MTOH is a one and two way paging company which came out of bankruptcy in October 2002. Though paging is clearly a mature/declining business, capex requirements are very small ($12mm or less annualized), and marketing and admin costs are on the decline. Something which should also insulate MTOH from immediate obsolescence with certain customer segments: Paging is cheap and is very reliable.
Corporate strategy to help offset the declining nature of the business include a push toward higher ARPU's, lower churn, and lower subscription acquisition costs. To achieve this, the company is exiting lower margin business, and focusing on business and government customers (i.e. utilities, park police) which have lower acquisition costs, lower churn, and higher revenues. The company is trying to manage the business "down" to a stable and flat revenue stream vs. the current declining trends.
MTOH's also has detailed plan toward expense reduction: This plan calls for a 25% reduction in managers, consolidation of call centers into one location, consolidation of fulfillment centers, and deconstructing a minimum of 250 transmitter sites which support under-utilized frequencies. All-in, the co expects $14mm in annullized expense redcution from lower benefit and compensation expense, though the total could be higher.

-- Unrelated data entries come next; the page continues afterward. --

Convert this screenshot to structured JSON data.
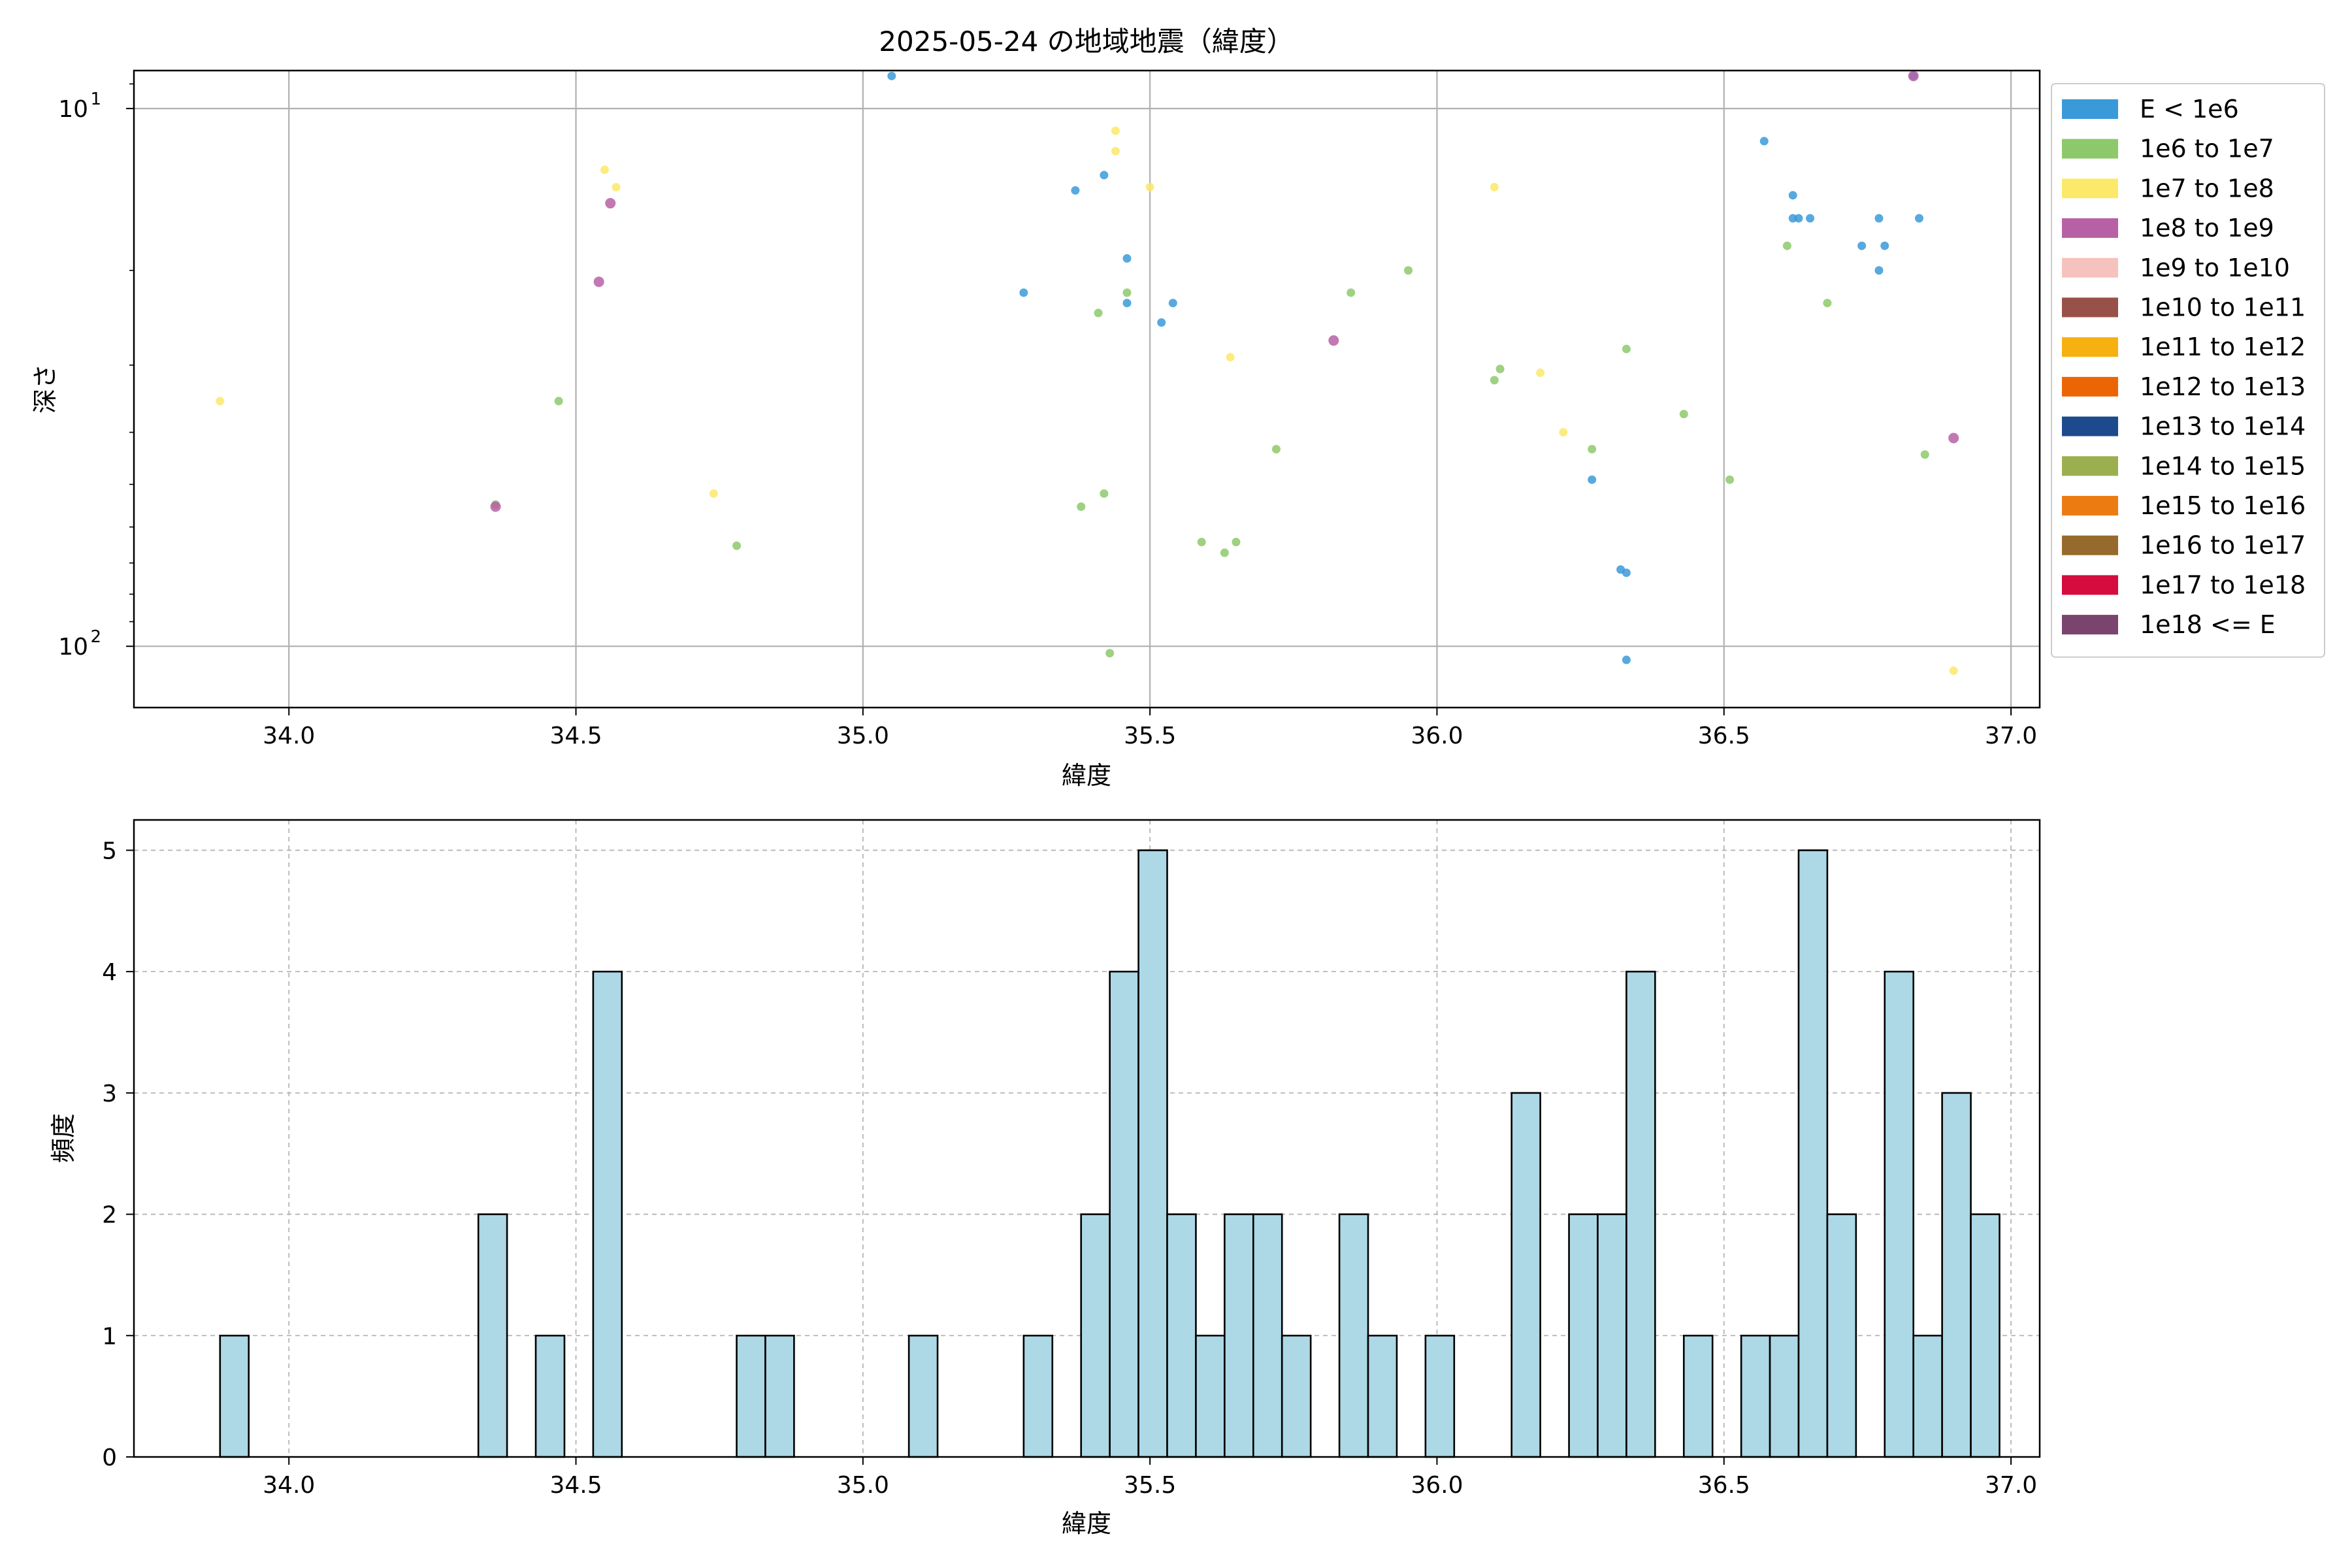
{
  "chart_data": [
    {
      "type": "scatter",
      "title": "2025-05-24 の地域地震（緯度）",
      "xlabel": "緯度",
      "ylabel": "深さ",
      "xlim": [
        33.73,
        37.05
      ],
      "ylim_inverted_log": [
        8.5,
        130
      ],
      "y_scale": "log",
      "y_inverted": true,
      "grid": true,
      "xticks": [
        "34.0",
        "34.5",
        "35.0",
        "35.5",
        "36.0",
        "36.5",
        "37.0"
      ],
      "yticks": [
        {
          "value": 10,
          "base": "10",
          "exp": "1"
        },
        {
          "value": 100,
          "base": "10",
          "exp": "2"
        }
      ],
      "legend_position": "outside-right",
      "legend": [
        {
          "label": "E < 1e6",
          "color": "#3a9ad9"
        },
        {
          "label": "1e6 to 1e7",
          "color": "#8dc96b"
        },
        {
          "label": "1e7 to 1e8",
          "color": "#fce96a"
        },
        {
          "label": "1e8 to 1e9",
          "color": "#b760a5"
        },
        {
          "label": "1e9 to 1e10",
          "color": "#f6c2be"
        },
        {
          "label": "1e10 to 1e11",
          "color": "#985149"
        },
        {
          "label": "1e11 to 1e12",
          "color": "#f6b010"
        },
        {
          "label": "1e12 to 1e13",
          "color": "#ec6505"
        },
        {
          "label": "1e13 to 1e14",
          "color": "#1d4a8d"
        },
        {
          "label": "1e14 to 1e15",
          "color": "#9caf4e"
        },
        {
          "label": "1e15 to 1e16",
          "color": "#ec7c12"
        },
        {
          "label": "1e16 to 1e17",
          "color": "#956a2c"
        },
        {
          "label": "1e17 to 1e18",
          "color": "#d60b3e"
        },
        {
          "label": "1e18 <= E",
          "color": "#7b446e"
        }
      ],
      "series": [
        {
          "name": "E < 1e6",
          "points": [
            [
              35.05,
              8.7
            ],
            [
              35.28,
              22
            ],
            [
              35.37,
              14.2
            ],
            [
              35.42,
              13.3
            ],
            [
              35.46,
              19
            ],
            [
              35.46,
              23
            ],
            [
              35.52,
              25
            ],
            [
              35.54,
              23
            ],
            [
              36.57,
              11.5
            ],
            [
              36.62,
              14.5
            ],
            [
              36.62,
              16
            ],
            [
              36.63,
              16
            ],
            [
              36.65,
              16
            ],
            [
              36.74,
              18
            ],
            [
              36.77,
              16
            ],
            [
              36.78,
              18
            ],
            [
              36.77,
              20
            ],
            [
              36.84,
              16
            ],
            [
              36.83,
              8.7
            ],
            [
              36.27,
              49
            ],
            [
              36.32,
              72
            ],
            [
              36.33,
              73
            ],
            [
              36.33,
              106
            ]
          ]
        },
        {
          "name": "1e6 to 1e7",
          "points": [
            [
              34.36,
              54.5
            ],
            [
              34.47,
              35
            ],
            [
              34.78,
              65
            ],
            [
              35.38,
              55
            ],
            [
              35.42,
              52
            ],
            [
              35.41,
              24
            ],
            [
              35.46,
              22
            ],
            [
              35.43,
              103
            ],
            [
              35.59,
              64
            ],
            [
              35.63,
              67
            ],
            [
              35.65,
              64
            ],
            [
              35.72,
              43
            ],
            [
              35.85,
              22
            ],
            [
              35.95,
              20
            ],
            [
              36.1,
              32
            ],
            [
              36.11,
              30.5
            ],
            [
              36.27,
              43
            ],
            [
              36.33,
              28
            ],
            [
              36.43,
              37
            ],
            [
              36.51,
              49
            ],
            [
              36.61,
              18
            ],
            [
              36.68,
              23
            ],
            [
              36.85,
              44
            ]
          ]
        },
        {
          "name": "1e7 to 1e8",
          "points": [
            [
              33.88,
              35
            ],
            [
              34.55,
              13
            ],
            [
              34.57,
              14
            ],
            [
              34.74,
              52
            ],
            [
              35.44,
              11
            ],
            [
              35.44,
              12
            ],
            [
              35.5,
              14
            ],
            [
              35.64,
              29
            ],
            [
              36.1,
              14
            ],
            [
              36.18,
              31
            ],
            [
              36.22,
              40
            ],
            [
              36.9,
              111
            ]
          ]
        },
        {
          "name": "1e8 to 1e9",
          "points": [
            [
              34.36,
              55
            ],
            [
              34.54,
              21
            ],
            [
              34.56,
              15
            ],
            [
              35.82,
              27
            ],
            [
              36.9,
              41
            ],
            [
              36.83,
              8.7
            ]
          ]
        }
      ]
    },
    {
      "type": "bar",
      "xlabel": "緯度",
      "ylabel": "頻度",
      "xlim": [
        33.73,
        37.05
      ],
      "ylim": [
        0,
        5.25
      ],
      "grid": true,
      "xticks": [
        "34.0",
        "34.5",
        "35.0",
        "35.5",
        "36.0",
        "36.5",
        "37.0"
      ],
      "yticks": [
        "0",
        "1",
        "2",
        "3",
        "4",
        "5"
      ],
      "bin_start": 33.88,
      "bin_width": 0.05,
      "values": [
        1,
        0,
        0,
        0,
        0,
        0,
        0,
        0,
        0,
        2,
        0,
        1,
        0,
        4,
        0,
        0,
        0,
        0,
        1,
        1,
        0,
        0,
        0,
        0,
        1,
        0,
        0,
        0,
        1,
        0,
        2,
        4,
        5,
        2,
        1,
        2,
        2,
        1,
        0,
        2,
        1,
        0,
        1,
        0,
        0,
        3,
        0,
        2,
        2,
        4,
        0,
        1,
        0,
        1,
        1,
        5,
        2,
        0,
        4,
        1,
        3,
        2
      ]
    }
  ]
}
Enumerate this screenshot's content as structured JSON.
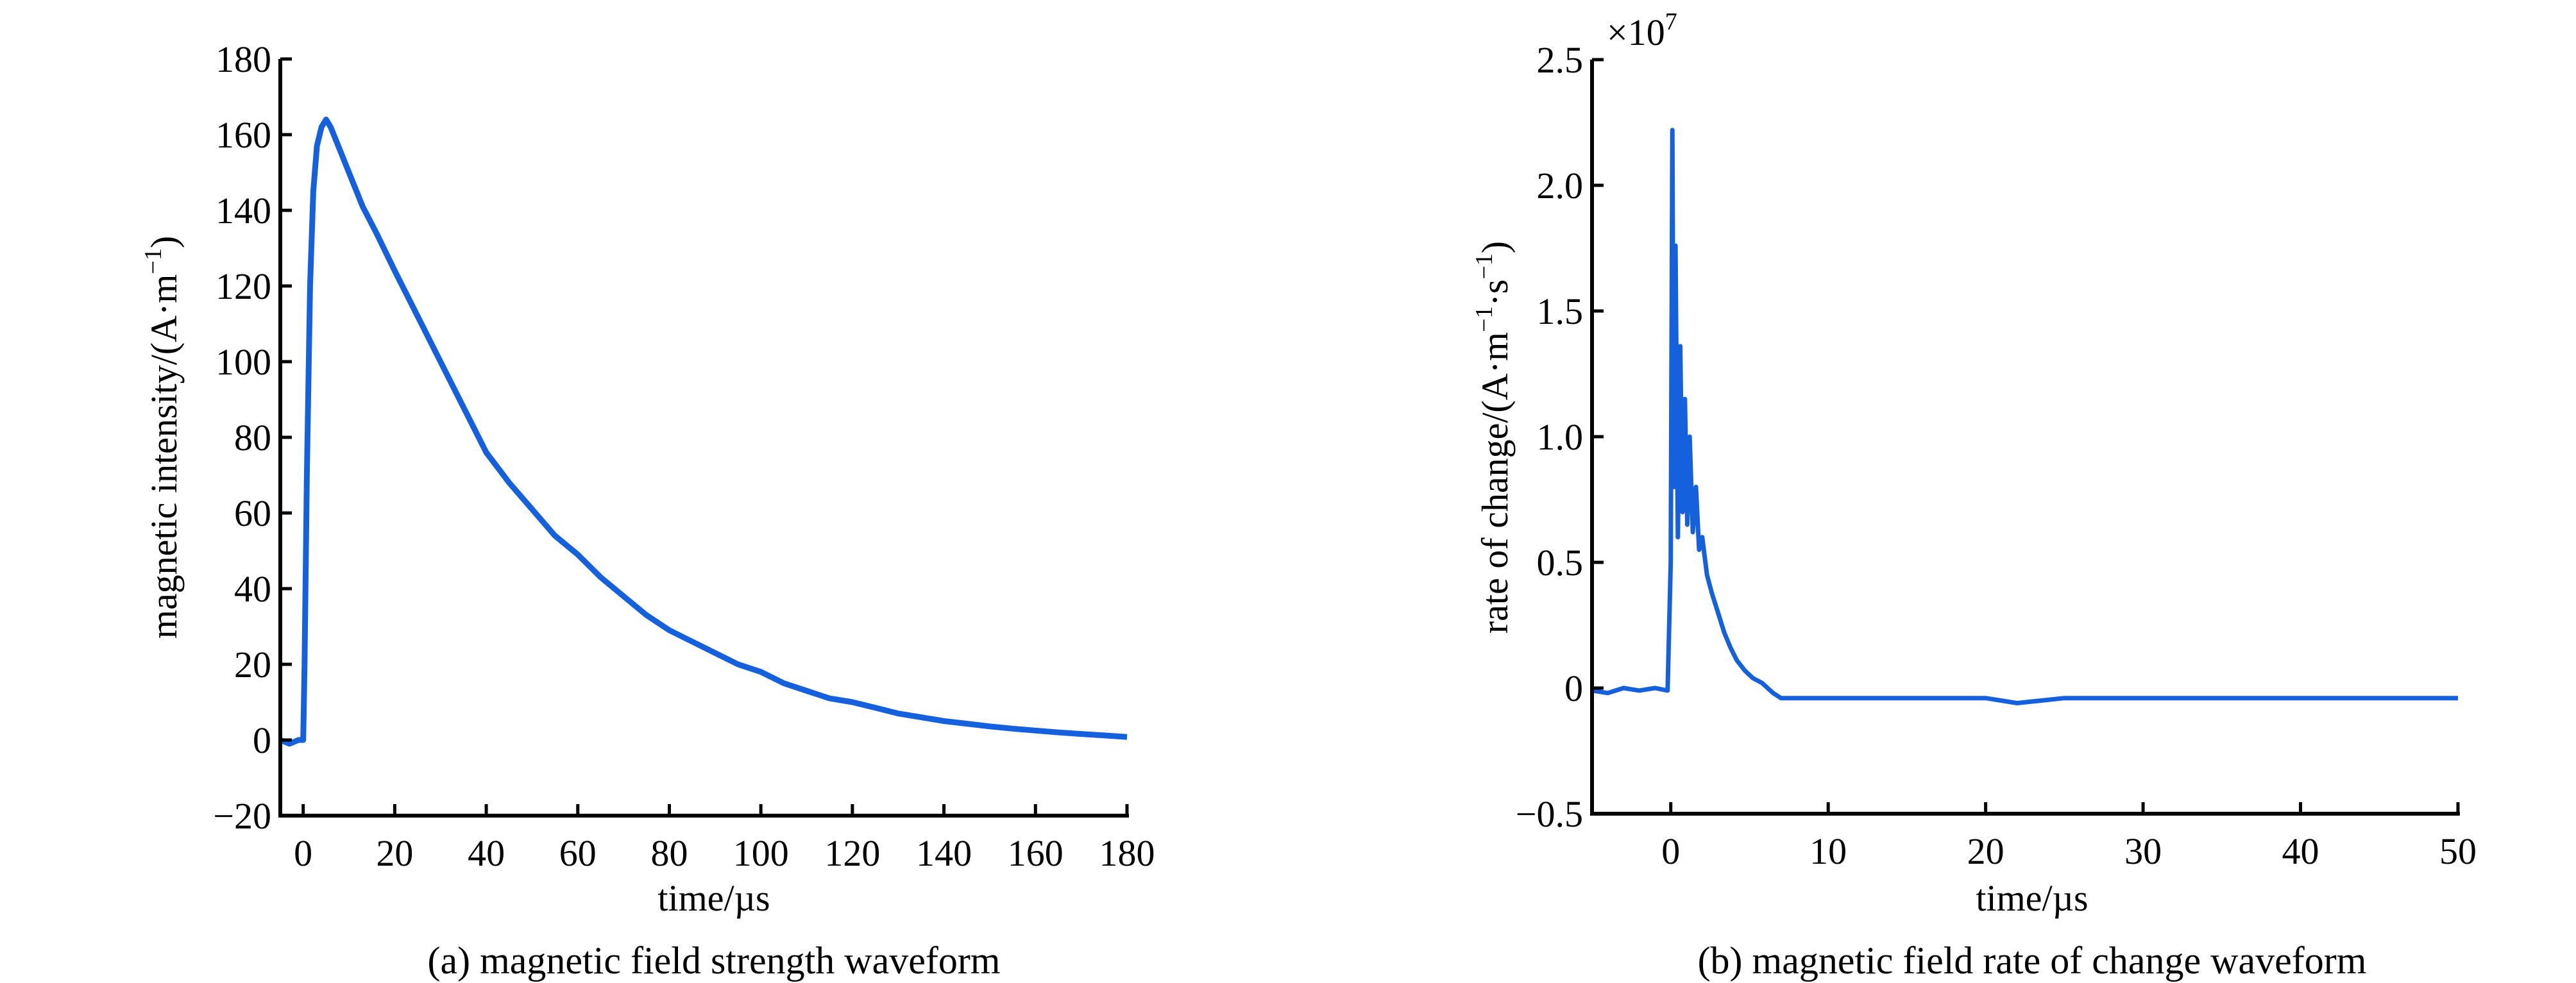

The current capital structure is as follows: $66.8mm in liquidation preference pfd stock (6mm shares o/s), 1mm shares of common o/s,and $11mm in unrestricted cash. Using somewhat conservative assumptions on expense control and sales decline, I think that the pfd could be paid off before the end of 2004.
With a market cap of $135mm, a pay-off of the pfd issue as early as Q3 04, and the realization of $40-50mm in annualized free cash flow, Metrocall will only be trading at 2.7-3.4x c.f. once the pfd is taken out. Downside should be limited given the large cash generating abilities and the success thus far in the turnaround. At 4x cash flow the stock would trade at $160-200/share, and perhaps it's not a stretch to assume a more generous valuation if there is further evidence of stabilization, expense reduction, or greater than expected cash flow.
RISKS: 1.Revenue decline/subscriber weakness do not offset higher ARPU and expense reduction plan. 2. Pricing pressure from more "robust" full service competitors.
Catalyst
Continued execution of plan; beginnning pay-down of pfd stock. (I would have listed misallocation of cash as a "risk", but it appears to me that the company extremely well managed from a financial perspective).